Some actions may include: (i) obtain the overview of employees that are approaching retirement age; (ii) evaluate whether these employees are considered as critical functions; (iii) consider the causes and consequences associated with the risk of having a percentage of these employees leave, for example tomorrow; (iv) assess the processes related to knowledge management and knowledge transfer; and (v) align employment policies, plans and programs with the appetite of the organization for encouraging early retirement or discouraging staying after a certain age. 

Public entities may or may not already address (some of) the risks and opportunities associated with the aging of public workforce, but this is maybe symptomatic of a more important issue for some public entities, which is not being sufficiently prepared for emerging risks due to unsufficient available information of the impact or likelihood of such emerging risks.
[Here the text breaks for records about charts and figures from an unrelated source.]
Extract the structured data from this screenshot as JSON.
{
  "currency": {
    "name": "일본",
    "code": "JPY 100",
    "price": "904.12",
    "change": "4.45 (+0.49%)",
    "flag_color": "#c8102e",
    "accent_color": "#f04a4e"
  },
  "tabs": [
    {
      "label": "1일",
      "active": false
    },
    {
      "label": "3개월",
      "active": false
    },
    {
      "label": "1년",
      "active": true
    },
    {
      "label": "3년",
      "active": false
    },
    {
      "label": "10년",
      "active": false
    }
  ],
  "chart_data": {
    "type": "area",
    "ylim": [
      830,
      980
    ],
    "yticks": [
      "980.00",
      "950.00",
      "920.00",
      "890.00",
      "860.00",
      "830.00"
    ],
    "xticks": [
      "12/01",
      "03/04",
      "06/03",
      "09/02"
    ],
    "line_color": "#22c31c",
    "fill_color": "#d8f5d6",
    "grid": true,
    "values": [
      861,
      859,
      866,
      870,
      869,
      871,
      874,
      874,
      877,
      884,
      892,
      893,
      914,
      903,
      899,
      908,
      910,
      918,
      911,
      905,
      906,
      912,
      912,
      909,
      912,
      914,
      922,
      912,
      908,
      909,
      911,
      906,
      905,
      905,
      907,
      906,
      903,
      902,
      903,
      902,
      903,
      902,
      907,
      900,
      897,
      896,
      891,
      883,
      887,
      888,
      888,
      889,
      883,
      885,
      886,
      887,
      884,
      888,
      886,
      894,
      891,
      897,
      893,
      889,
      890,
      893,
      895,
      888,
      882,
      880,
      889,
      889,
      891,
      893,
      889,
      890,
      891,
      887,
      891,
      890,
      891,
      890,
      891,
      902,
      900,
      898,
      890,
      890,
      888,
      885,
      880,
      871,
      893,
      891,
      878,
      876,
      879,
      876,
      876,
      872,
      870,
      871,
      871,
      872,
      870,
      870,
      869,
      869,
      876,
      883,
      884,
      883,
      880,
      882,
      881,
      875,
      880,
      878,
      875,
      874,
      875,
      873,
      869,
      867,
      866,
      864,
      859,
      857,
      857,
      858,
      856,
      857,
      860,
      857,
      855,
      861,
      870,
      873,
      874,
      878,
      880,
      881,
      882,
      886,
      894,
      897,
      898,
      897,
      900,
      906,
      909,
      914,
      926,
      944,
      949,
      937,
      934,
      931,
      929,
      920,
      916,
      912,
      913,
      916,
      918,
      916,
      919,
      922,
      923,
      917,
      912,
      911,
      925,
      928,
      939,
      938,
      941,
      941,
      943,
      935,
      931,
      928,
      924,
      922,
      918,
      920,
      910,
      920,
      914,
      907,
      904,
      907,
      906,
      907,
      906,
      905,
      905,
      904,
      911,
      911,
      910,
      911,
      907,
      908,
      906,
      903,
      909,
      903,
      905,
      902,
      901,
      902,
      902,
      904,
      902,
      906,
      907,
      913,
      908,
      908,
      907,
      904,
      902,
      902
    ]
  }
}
To be able to effectively respond to emerging risks when they materialize, public entities must therefore adopt a systematic approach that incorporates emerging risks in their risk management process.


Some key questions may include:

  1. What emerging risks are relevant for us? Is the impact significant? What is the time span (short term, medium term, long term) that we foresee?
  2. What are the assumptions that are destabilized if the risk materializes?
  3. What are the strategies for risk response?
  4. How can we continuously monitor emerging risks?


As a matter of fact, emerging risks are particularly important in the strategic planning process since it has a long term time span. By focusing on trends that are slowly emerging, public entities can identify potential shifts in critical assumptions and develop or modify strategies to either minimize the negative effects or capitalize on the opportunities that an emerging risk may present.

Incorporating the consideration of emerging risk in the strategic planning process can yield great benefits, such as having sufficient time to prepare. This is an opportunity for the risk management function to be a value-adding resource in the strategic planning process.